While checking in to my hometown clinic for standard chemotherapy blood work last Monday (with my month-old Illinois Blue Cross Blue Shield ACA marketplace insurance), I learned that medical services at Carle are not covered by my plan.
That includes visiting my primary care physician—whom I really need to fill in on my progress—and getting the physical and occupational therapy my oncologist prescribed.
My Washington University/Barnes-Jewish Hospital doctors (in freaking Missouri!) are on the plan, and that’s not insignificant—but what the hell? How does that make any sense?

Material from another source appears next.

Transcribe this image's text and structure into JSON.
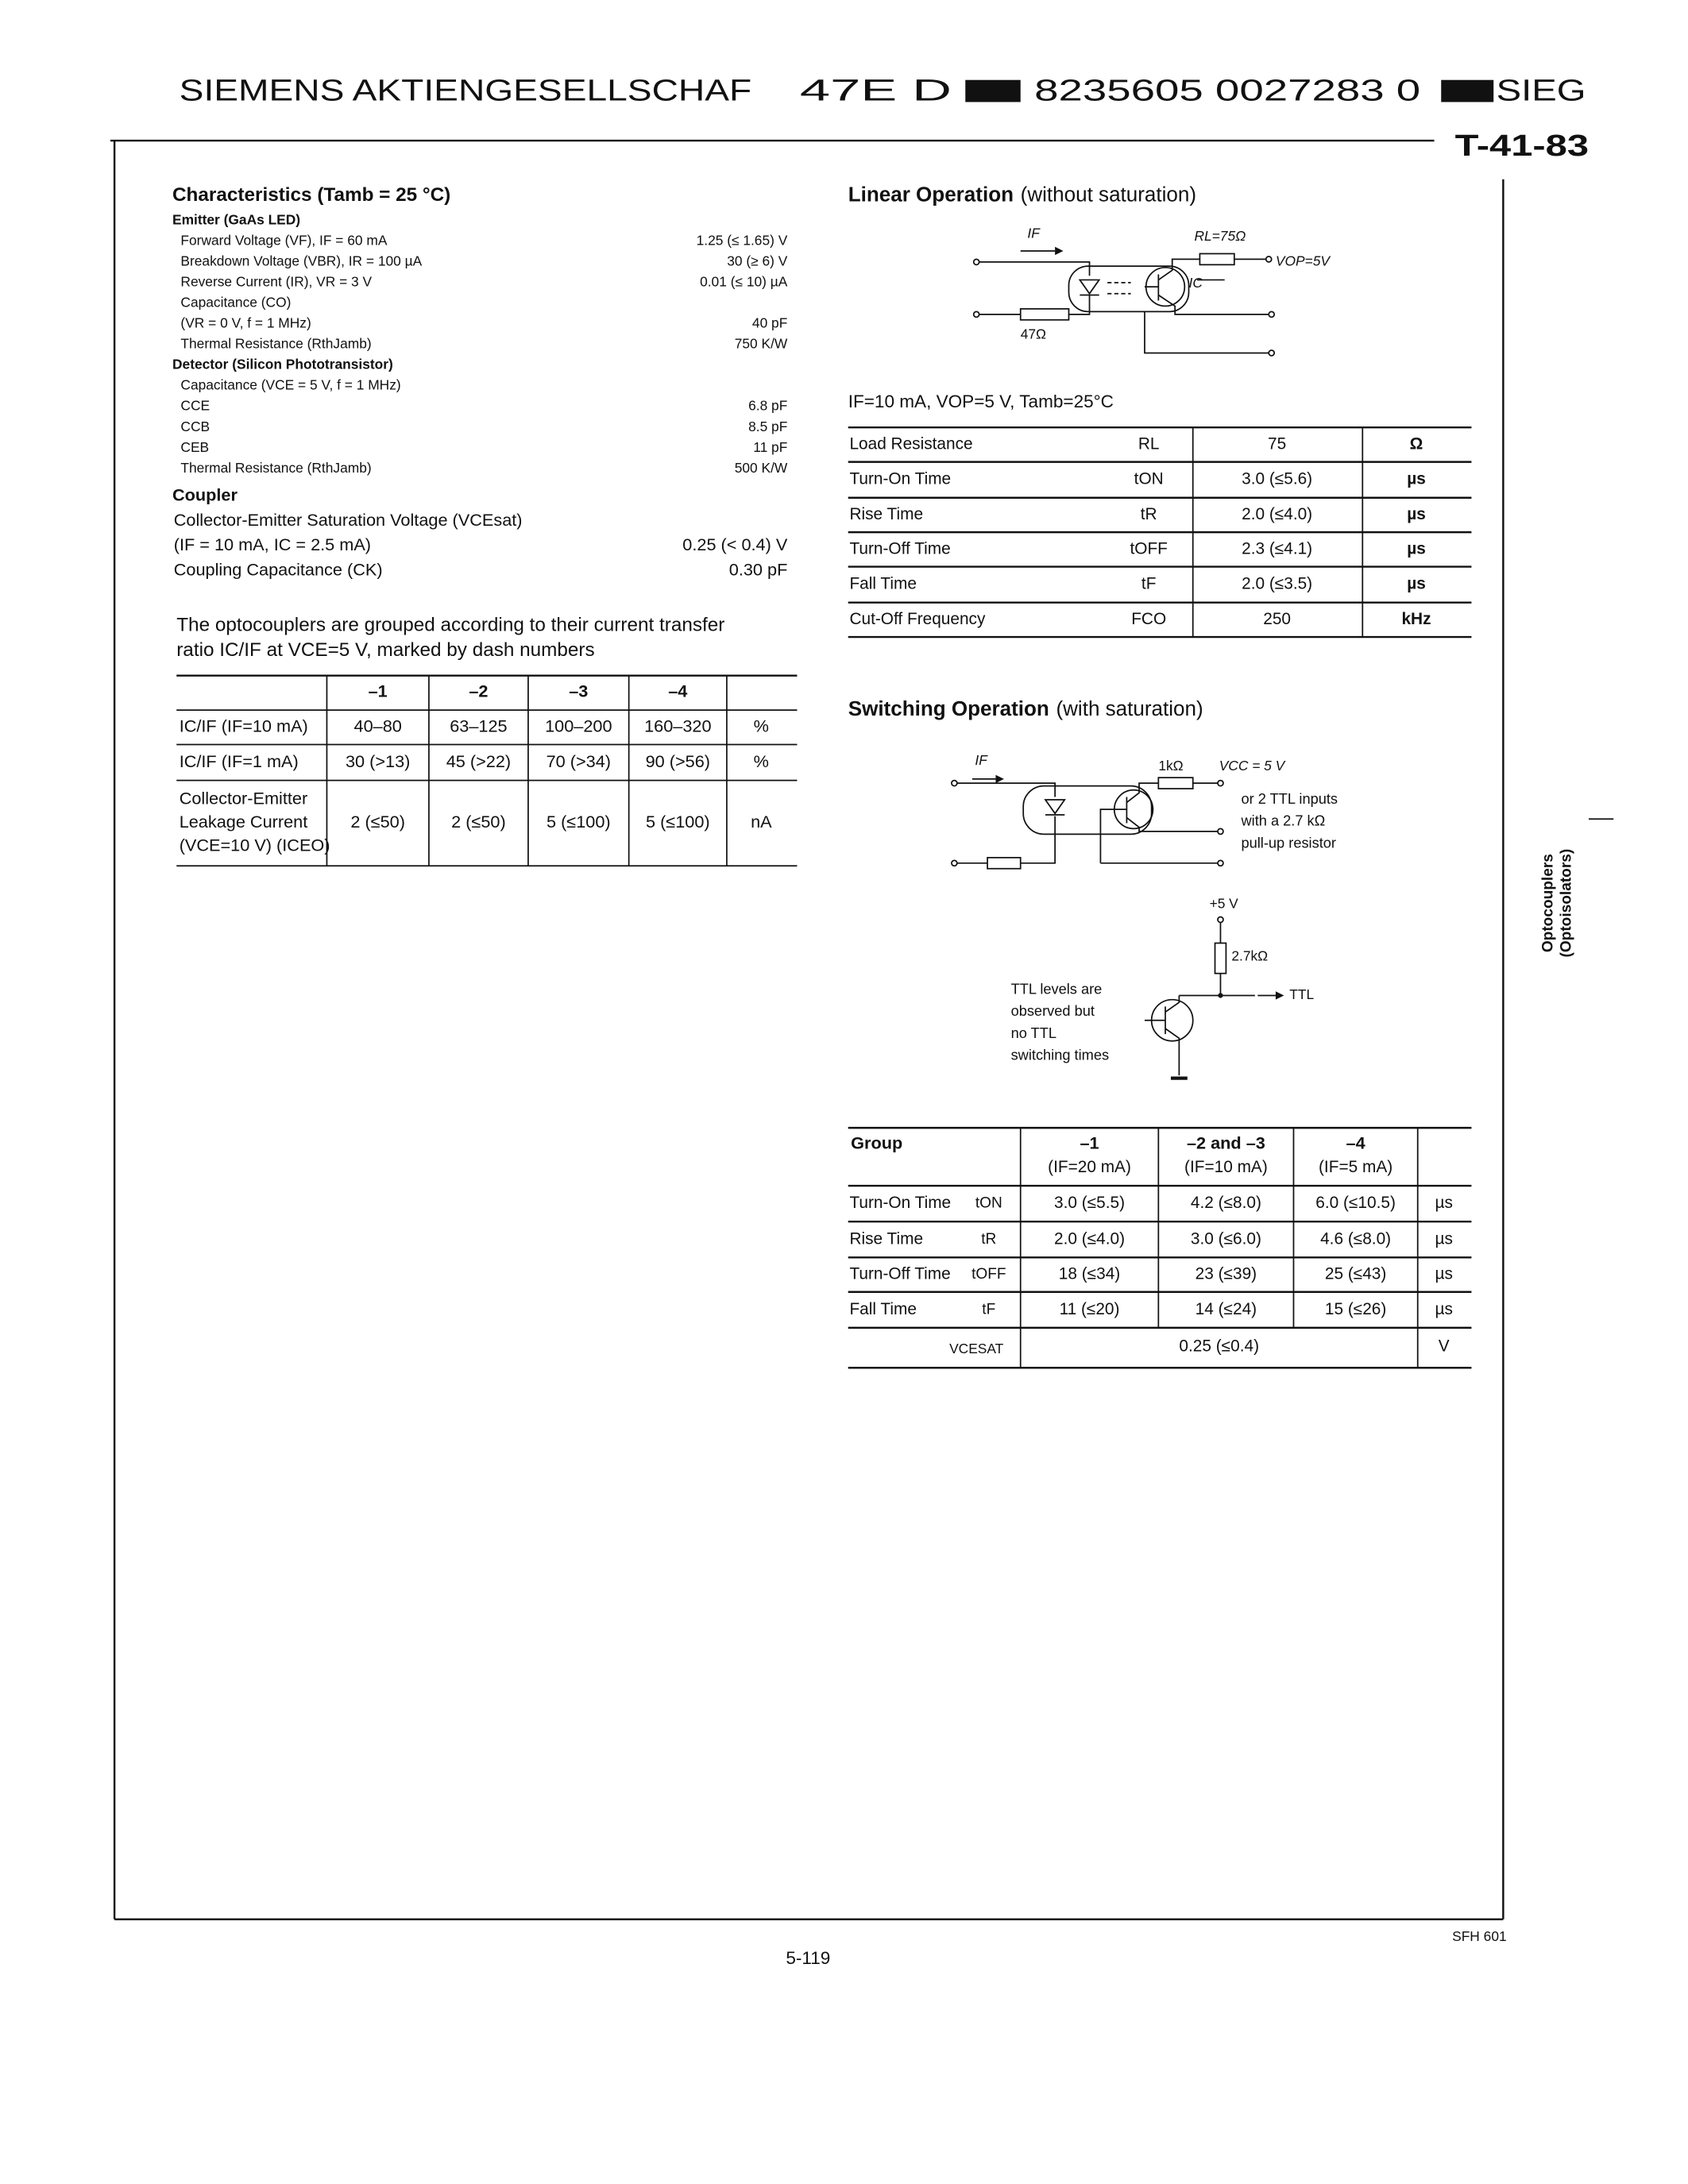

On Saturday, I received this little letter in the mail notifying me that the government agrees that I am, in fact, disabled and qualify for disability benefits. This is a relief, because unlike the LTD benefits I wrote about earlier, I can get SSDI for longer than 12 months.
The official-ness of being on SSDI makes me a little sad too, though. I don’t imagine I really have to explain why.
Unfortunately, disability benefits don’t even come close to covering living expenses for the two of us, let alone make it possible to pay off mounting medical bills. (I was billed more than $14,000 for my ER visits on June 7 and 8. I can’t even.)
But whatever. Blood and turnips, bitches.
However, now that I’m officially qualified for SSDI, it might be easier to find additional financial assistance on the hospital bills. I’ll start making those phone calls as soon as I’ve got the spoons.
The dentist mailed us an estimate for Dan’s dental work. While it needs to be handled sooner rather than later, it is thankfully not the catastrophic emergency I was worrying about. The work needs to be done in three phases:
Phase I: $584 Phase II: $584 Phase III: $105
That’s a grand total of $1,273. Once we have raised enough to start Phase I, he’ll get it on the books. If you’d like to help us cover expenses, please consider sharing a link to our fundraiser campaign: Help Emily Suess Pay Medical Expenses for a Brain Tumor. (The site tells me every share can help raise another $37.)
Next Steps for My SSI and SSDI Applications
A wonderfully helpful woman at the Social Security Administration office in Effingham, Illinois called me earlier this week, because the Champaign office is backlogged and Effingham staff are helping out.
My initial application—which I completed online—was to see whether or not I qualify for SSI (income-based assistance, as in “we have none”) and SSDI (disability insurance). Do all the applying in one shot, you know.
“Can you tell me the approximate balances of any checking and savings accounts you have?” she asked.
I gave her the estimates, and she let me know that I have too much money in my savings account for the income-based assistance. (I won’t after paying September’s property tax installment, so I can ask them to fire off my application at that time, if I’m still waiting on an SSDI ruling.)
Before telling me that my application was being sent off to Springfield, IL for review and denial/approval, she helped me clarify my answers. (Seriously, some of the application questions are ambiguous and could be interpreted at least six different ways.)
My Current Mood
I’m doing very well, all things considered. While I struggle to complete activities I took for granted 10 years ago, I am content with the dynamic nature of my abilities and disabilities. I wake up in the morning thinking to myself, Even if this is all I am capable of accomplishing for the next 20 years. I can do that. And be happy.
I know not every day can be like that. And that’s okay too.